バキュームホースの効果

 学生時代から、ずっと欲しかった40万台のFD3Sを、就職が決まった時に新車で購入したTYさんが、購入後半年程して、レーシングアートにやってきました。
 もちろん、まだまだ新車の状態、全くのノーマルで、嬉しくて堪らない頃にレーシングアートにやってきました。

 エンジンルームを覗いて、つい言ってしまいました。
「このクルマ遅いでしょう!」と、当然TYさんは、むっとした様子で、「そんなことはありません。」「だいたい、まだFD3Sに慣れていないせいで、環7のコーナーで恐いくらいですよ。」と答えました。
さらに「そういうコメントは、おかしい!既にトラブルが発生している証拠ですよ。」と答えました。
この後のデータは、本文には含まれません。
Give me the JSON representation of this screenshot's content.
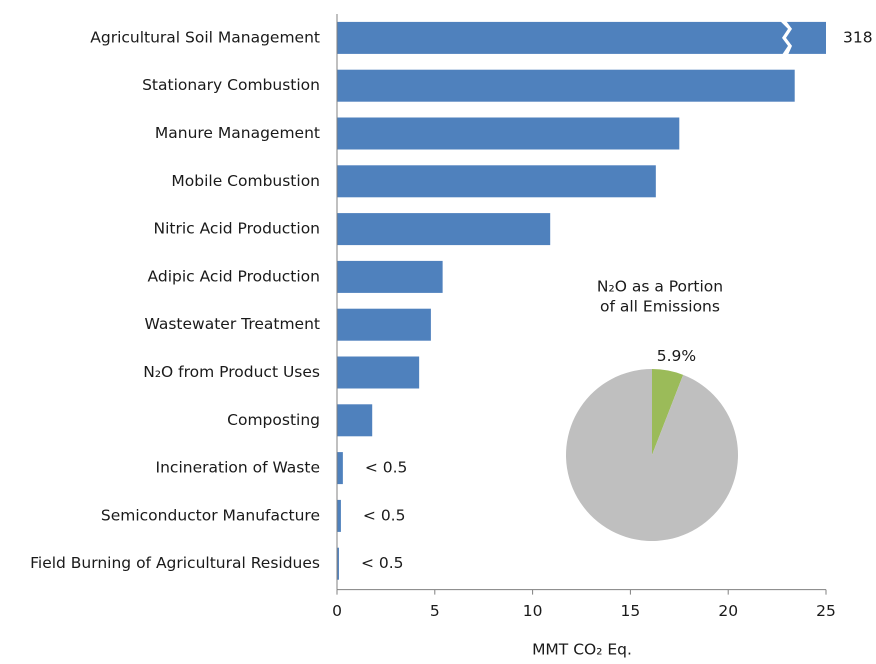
{
  "chart_data": [
    {
      "type": "bar",
      "orientation": "horizontal",
      "color": "#4f81bd",
      "categories": [
        "Agricultural Soil Management",
        "Stationary Combustion",
        "Manure Management",
        "Mobile Combustion",
        "Nitric Acid Production",
        "Adipic Acid Production",
        "Wastewater Treatment",
        "N₂O from Product Uses",
        "Composting",
        "Incineration of Waste",
        "Semiconductor Manufacture",
        "Field Burning of Agricultural Residues"
      ],
      "values": [
        318,
        23.4,
        17.5,
        16.3,
        10.9,
        5.4,
        4.8,
        4.2,
        1.8,
        0.3,
        0.2,
        0.1
      ],
      "value_labels": [
        "318",
        null,
        null,
        null,
        null,
        null,
        null,
        null,
        null,
        "< 0.5",
        "< 0.5",
        "< 0.5"
      ],
      "xlim": [
        0,
        25
      ],
      "xticks": [
        0,
        5,
        10,
        15,
        20,
        25
      ],
      "xlabel": "MMT CO₂ Eq."
    },
    {
      "type": "pie",
      "title": [
        "N₂O as a Portion",
        "of all Emissions"
      ],
      "values": [
        5.9,
        94.1
      ],
      "colors": [
        "#9bbb59",
        "#bfbfbf"
      ],
      "value_labels": [
        "5.9%",
        null
      ]
    }
  ]
}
 ノーマルのFD3Sは、下から上まで、安定したトルクを発生して、全くの素人が乗るとタービンが付いていることすら気付かないくらいで、”恐いくらい”というコメントはあり得ないと、説明しました。
 しかし、TYさんは、納得してない様子なので、「どちらにしても、ターボ車には、ブーストメーターは必需品だから、ブーストメーターを取付けて走ってみなさい。」とアドバイスしました。TYさんは、学生時代は、ガソリンスタンドでアルバイトしていたので、後日ブーストメーターは自分で取付けたようです。
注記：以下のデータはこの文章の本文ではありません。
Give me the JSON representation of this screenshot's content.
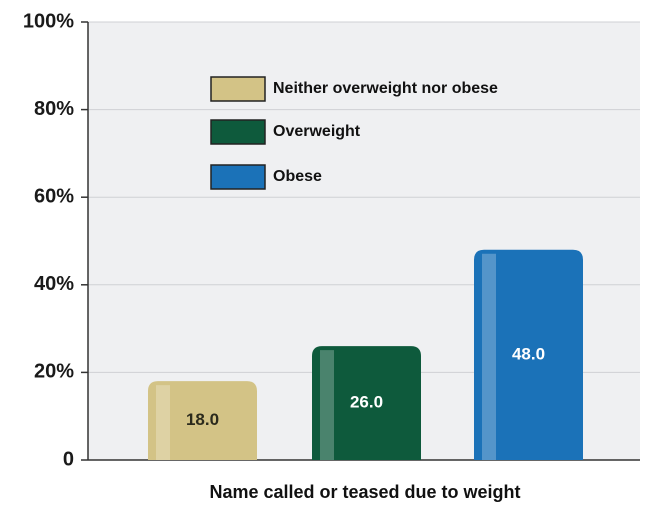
{
  "chart_data": {
    "type": "bar",
    "categories": [
      "Name called or teased due to weight"
    ],
    "series": [
      {
        "name": "Neither overweight nor obese",
        "color": "#d3c386",
        "values": [
          18
        ],
        "value_labels": [
          "18.0"
        ]
      },
      {
        "name": "Overweight",
        "color": "#0e5a3c",
        "values": [
          26
        ],
        "value_labels": [
          "26.0"
        ]
      },
      {
        "name": "Obese",
        "color": "#1b72b8",
        "values": [
          48
        ],
        "value_labels": [
          "48.0"
        ]
      }
    ],
    "ylim": [
      0,
      100
    ],
    "yticks": [
      0,
      {
        "value": 20,
        "label": "20%"
      },
      {
        "value": 40,
        "label": "40%"
      },
      {
        "value": 60,
        "label": "60%"
      },
      {
        "value": 80,
        "label": "80%"
      },
      {
        "value": 100,
        "label": "100%"
      }
    ],
    "grid": true
  }
}
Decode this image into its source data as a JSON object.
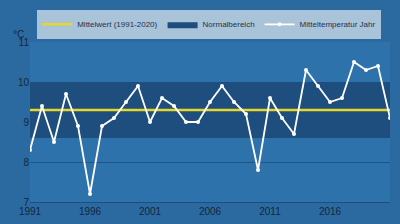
{
  "chart_data": {
    "type": "line",
    "y_label": "°C",
    "x": [
      1991,
      1992,
      1993,
      1994,
      1995,
      1996,
      1997,
      1998,
      1999,
      2000,
      2001,
      2002,
      2003,
      2004,
      2005,
      2006,
      2007,
      2008,
      2009,
      2010,
      2011,
      2012,
      2013,
      2014,
      2015,
      2016,
      2017,
      2018,
      2019,
      2020,
      2021
    ],
    "series": [
      {
        "name": "Mitteltemperatur Jahr",
        "color": "#ffffff",
        "marker": "circle",
        "values": [
          8.3,
          9.4,
          8.5,
          9.7,
          8.9,
          7.2,
          8.9,
          9.1,
          9.5,
          9.9,
          9.0,
          9.6,
          9.4,
          9.0,
          9.0,
          9.5,
          9.9,
          9.5,
          9.2,
          7.8,
          9.6,
          9.1,
          8.7,
          10.3,
          9.9,
          9.5,
          9.6,
          10.5,
          10.3,
          10.4,
          9.1
        ]
      }
    ],
    "mean": {
      "name": "Mittelwert (1991-2020)",
      "value": 9.3,
      "color": "#e8d62a"
    },
    "normal_range": {
      "name": "Normalbereich",
      "low": 8.6,
      "high": 10.0,
      "color": "#1d4e7e"
    },
    "xlim": [
      1991,
      2021
    ],
    "xticks": [
      1991,
      1996,
      2001,
      2006,
      2011,
      2016
    ],
    "ylim": [
      7,
      11
    ],
    "yticks": [
      7,
      8,
      9,
      10,
      11
    ],
    "grid": true,
    "legend": "top"
  }
}
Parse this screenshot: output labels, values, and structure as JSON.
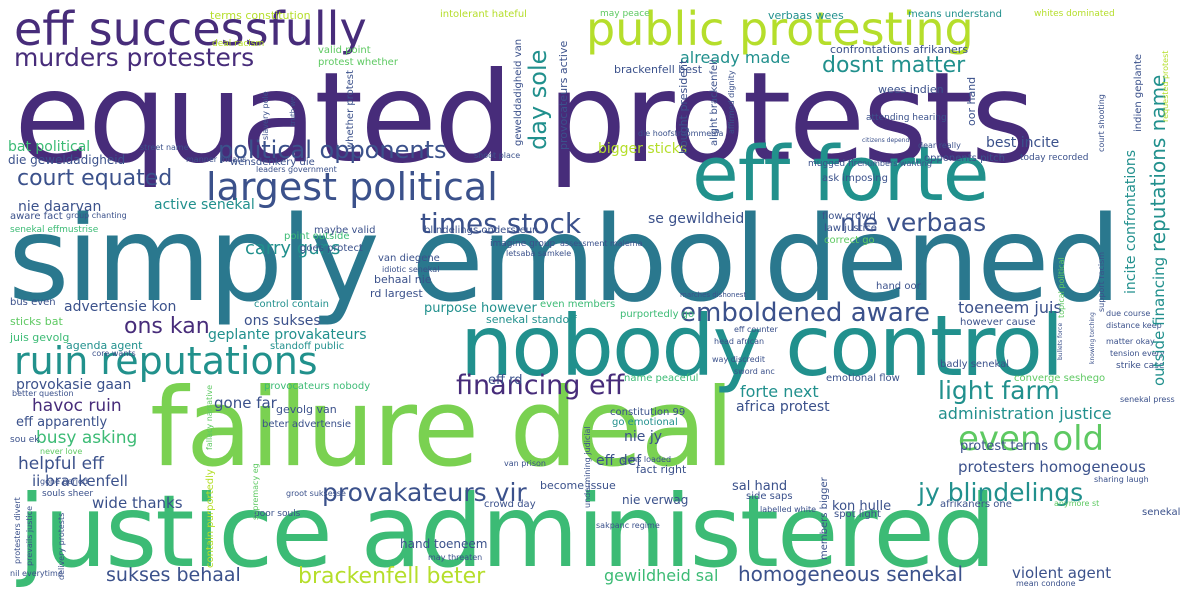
{
  "palette": {
    "dark": "#472c7a",
    "blue": "#3b518b",
    "teal": "#21918c",
    "green": "#5ec962",
    "lime": "#b5de2b",
    "yellow": "#d8e219"
  },
  "words": {
    "equated_protests": "equated protests",
    "simply_emboldened": "simply emboldened",
    "justice_administered": "justice administered",
    "failure_deal": "failure deal",
    "nobody_control": "nobody control",
    "eff_forte": "eff forte",
    "eff_successfully": "eff successfully",
    "public_protesting": "public protesting",
    "largest_political": "largest political",
    "ruin_reputations": "ruin reputations",
    "murders_protesters": "murders protesters",
    "financing_eff": "financing eff",
    "even_old": "even old",
    "times_stock": "times stock",
    "emboldened_aware": "emboldened aware",
    "political_opponents": "political opponents",
    "court_equated": "court equated",
    "dosnt_matter": "dosnt matter",
    "day_sole": "day sole",
    "nie_verbaas": "nie verbaas",
    "light_farm": "light farm",
    "provakateurs_vir": "provakateurs vir",
    "jy_blindelings": "jy blindelings",
    "brackenfell_beter": "brackenfell beter",
    "sukses_behaal": "sukses behaal",
    "homogeneous_senekal": "homogeneous senekal",
    "ons_kan": "ons kan",
    "reputations_name": "reputations name",
    "outside_financing": "outside financing",
    "already_made": "already made",
    "carry_guns": "carry guns",
    "havoc_ruin": "havoc ruin",
    "busy_asking": "busy asking",
    "helpful_eff": "helpful eff",
    "administration_justice": "administration justice",
    "forte_next": "forte next",
    "protesters_homogeneous": "protesters homogeneous",
    "violent_agent": "violent agent",
    "gewildheid_sal": "gewildheid sal",
    "wide_thanks": "wide thanks",
    "ii_brackenfell": "ii brackenfell",
    "bat_political": "bat political",
    "advertensie_kon": "advertensie kon",
    "geplante_provakateurs": "geplante provakateurs",
    "ons_sukses": "ons sukses",
    "toeneem_juis": "toeneem juis",
    "active_senekal": "active senekal",
    "nie_daarvan": "nie daarvan",
    "bigger_sticks": "bigger sticks",
    "best_incite": "best incite",
    "incite_confrontations": "incite confrontations",
    "se_gewildheid": "se gewildheid",
    "provokasie_gaan": "provokasie gaan",
    "gone_far": "gone far",
    "africa_protest": "africa protest",
    "nie_jy": "nie jy",
    "eff_def": "eff def",
    "sal_hand": "sal hand",
    "kon_hulle": "kon hulle",
    "protest_terms": "protest terms",
    "eff_rd": "eff rd",
    "purpose_however": "purpose however",
    "eff_apparently": "eff apparently",
    "hand_toeneem": "hand toeneem",
    "nie_verwag": "nie verwag",
    "die_geweldadigheid": "die geweldadigheid",
    "terms_constitution": "terms constitution",
    "intolerant_hateful": "intolerant hateful",
    "verbaas_wees": "verbaas wees",
    "means_understand": "means understand",
    "whites_dominated": "whites dominated",
    "may_peace": "may peace",
    "valid_point": "valid point",
    "protest_whether": "protest whether",
    "confrontations_afrikaners": "confrontations afrikaners",
    "brackenfell_best": "brackenfell best",
    "wees_indien": "wees indien",
    "deal_racism": "deal racism",
    "wensdenkery_die": "wensdenkery die",
    "senekal_effmustrise": "senekal effmustrise",
    "sticks_bat": "sticks bat",
    "juis_gevolg": "juis gevolg",
    "agenda_agent": "agenda agent",
    "bus_even": "bus even",
    "aware_fact": "aware fact",
    "van_diegene": "van diegene",
    "behaal_nie": "behaal nie",
    "rd_largest": "rd largest",
    "standoff_public": "standoff public",
    "senekal_standoff": "senekal standoff",
    "control_contain": "control contain",
    "even_members": "even members",
    "purportedly_go": "purportedly go",
    "provocateurs_nobody": "provocateurs nobody",
    "gevolg_van": "gevolg van",
    "beter_advertensie": "beter advertensie",
    "constitution_99": "constitution 99",
    "go_emotional": "go emotional",
    "name_peaceful": "name peaceful",
    "emotional_flow": "emotional flow",
    "badly_senekal": "badly senekal",
    "converge_seshego": "converge seshego",
    "however_cause": "however cause",
    "hand_oor": "hand oor",
    "correct_go": "correct go",
    "law_justice": "law justice",
    "flow_crowd": "flow crowd",
    "ask_imposing": "ask imposing",
    "mugged_fire": "mugged fire",
    "opponents_pitch": "opponents pitch",
    "numbers_wanting": "numbers wanting",
    "today_recorded": "today recorded",
    "attending_hearing": "attending hearing",
    "point_outside": "point outside",
    "goes_protect": "goes protect",
    "maybe_valid": "maybe valid",
    "blindelings_ondersteun": "blindelings ondersteun",
    "imagine_group": "imagine group",
    "become_issue": "become issue",
    "crowd_day": "crowd day",
    "fact_right": "fact right",
    "side_saps": "side saps",
    "spot_light": "spot light",
    "afrikaners_one": "afrikaners one",
    "gone_period": "gone period",
    "souls_sheer": "souls sheer",
    "never_love": "never love",
    "van_prison": "van prison",
    "poor_souls": "poor souls",
    "groot_suksesse": "groot suksesse",
    "contain_purportedly": "contain purportedly",
    "sou_ek": "sou ek",
    "better_question": "better question",
    "nil_everytime": "nil everytime",
    "core_wants": "core wants",
    "protesters_divert": "protesters divert",
    "prevails_justice": "prevails justice",
    "senekal_hof": "senekal hof",
    "mean_condone": "mean condone",
    "sharing_laugh": "sharing laugh",
    "anymore_st": "anymore st",
    "leaders_government": "leaders government",
    "street_name": "street name",
    "manner_means": "manner means",
    "shoot_place": "shoot place",
    "group_chanting": "group chanting",
    "assessment_malema": "assessment malema",
    "idiotic_senekal": "idiotic senekal",
    "letsaba_samkele": "letsaba samkele",
    "marches_dishonest": "marches dishonest",
    "head_african": "head african",
    "way_discredit": "way discredit",
    "sword_anc": "sword anc",
    "eff_counter": "eff counter",
    "guns_loaded": "guns loaded",
    "matter_okay": "matter okay",
    "tension_every": "tension every",
    "strike_case": "strike case",
    "senekal_press": "senekal press",
    "distance_keep": "distance keep",
    "due_course": "due course",
    "labelled_white": "labelled white",
    "sakpanc_regime": "sakpanc regime",
    "may_threaten": "may threaten",
    "die_hoofstroommedia": "die hoofstroommedia",
    "dear_really": "dear really",
    "citizens_depend": "citizens depend",
    "bought_president": "bought president",
    "provocateurs_active": "provocateurs active",
    "alight_brackenfell": "alight brackenfell",
    "affirmed_dignity": "affirmed dignity",
    "oor_hand": "oor hand",
    "court_shooting": "court shooting",
    "support_racism": "support racism",
    "topical_political": "topical political",
    "requested_protest": "requested protest",
    "indien_geplante": "indien geplante",
    "gewelddadigheid_van": "gewelddadigheid van",
    "slavery_pole": "slavery pole",
    "truth_we": "truth we",
    "whether_protest": "whether protest",
    "members_bigger": "members bigger",
    "undermining_judicial": "undermining judicial",
    "delivery_protests": "delivery protests",
    "fallacy_narrative": "fallacy narrative",
    "bullets_force": "bullets force",
    "knowing_torching": "knowing torching",
    "supremacy_eg": "supremacy eg"
  }
}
 ブーストメーターを取付けたその日、かなり悲痛な声で、レーシングアートに、いきなり電話が来ました。「ブーストが上がりません!」「瞬間的には、0.75キロまで上がる時もあるけれど、平均して0.3キロまでしか上がりません。どうしたらいいんでしょう?」と、おろおろとかなり取り乱した様子です。

 正直なところ、私の心の中では、「この間説明した時は、むっとして話もろくに聞いていない様子だったのに、何を今さら!」という気持ちにもなったのですが、そこは心の優しい(?)私は、
「この間、説明したことが原因で、起こっていることだから、対策をすればなんでもないよ。」と話したら、 TYさんは、少し落ち着いてきました。

 早速、予定を入れて作業しました。
 作業の終わったクルマを引取りにくる日、電車の駅を間違えて、かなりある距離を半ば走る位のスピードで、TYさんはやってきました。
「作業に対する報告書を作成するから、とりあえず、その辺を試乗してきて。」とクルマを渡しました。
なかなか、帰ってきません。作業代金は、先に貰っているので、そのことは心配ではないけれど、「大丈夫かなあ。どうしたんだろう?」などと待っていると、半分は、とても嬉しい。あとの半分は、納得が行かない表情で帰ってきました。
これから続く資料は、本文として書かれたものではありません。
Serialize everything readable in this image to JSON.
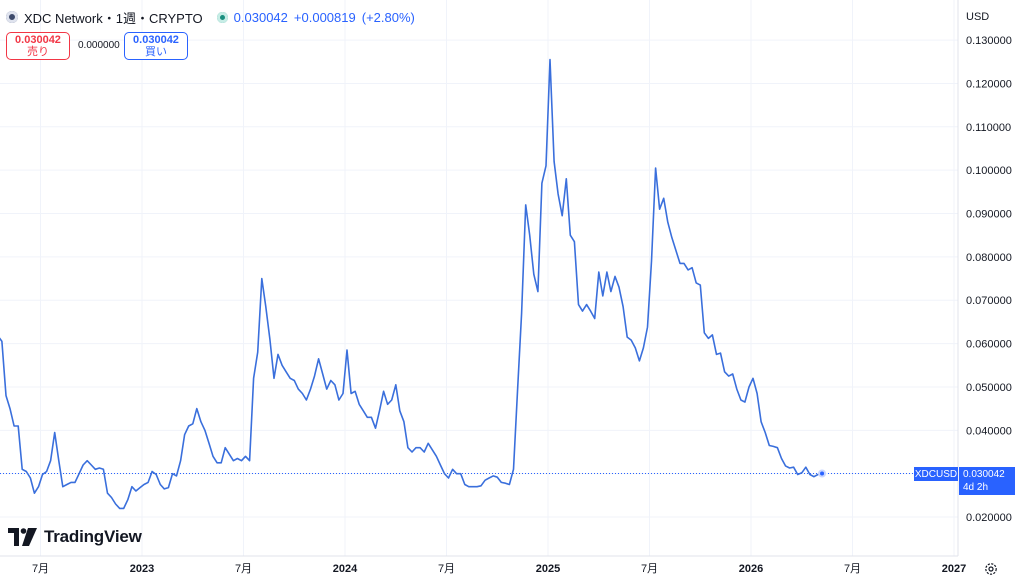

 どうしたの?と聞いたら、「言われたように直りました。下から上まで、安定して速い。でも・・」と言って、取外したバキュームホースを、摘みながら、「こんなもので。こんなもので。」と呪文のように唱えています。
もう一度、対策前に起きていた現象と、行なった作業を詳しく説明し、”もの”自体は、関係ないと言っても、「説明は、理解できるんだけど、本当にこんなもので。こんなもので。」と、あいかわらず、呪文(?)を唱えています。

 こちらからすれば、発生するトラブルの原因を探し、それを根本から、直す作業を行なうのだから、その結果は、ごく当たり前のことだと思う。それだけのことで、何の不思議もないことなんですけどね。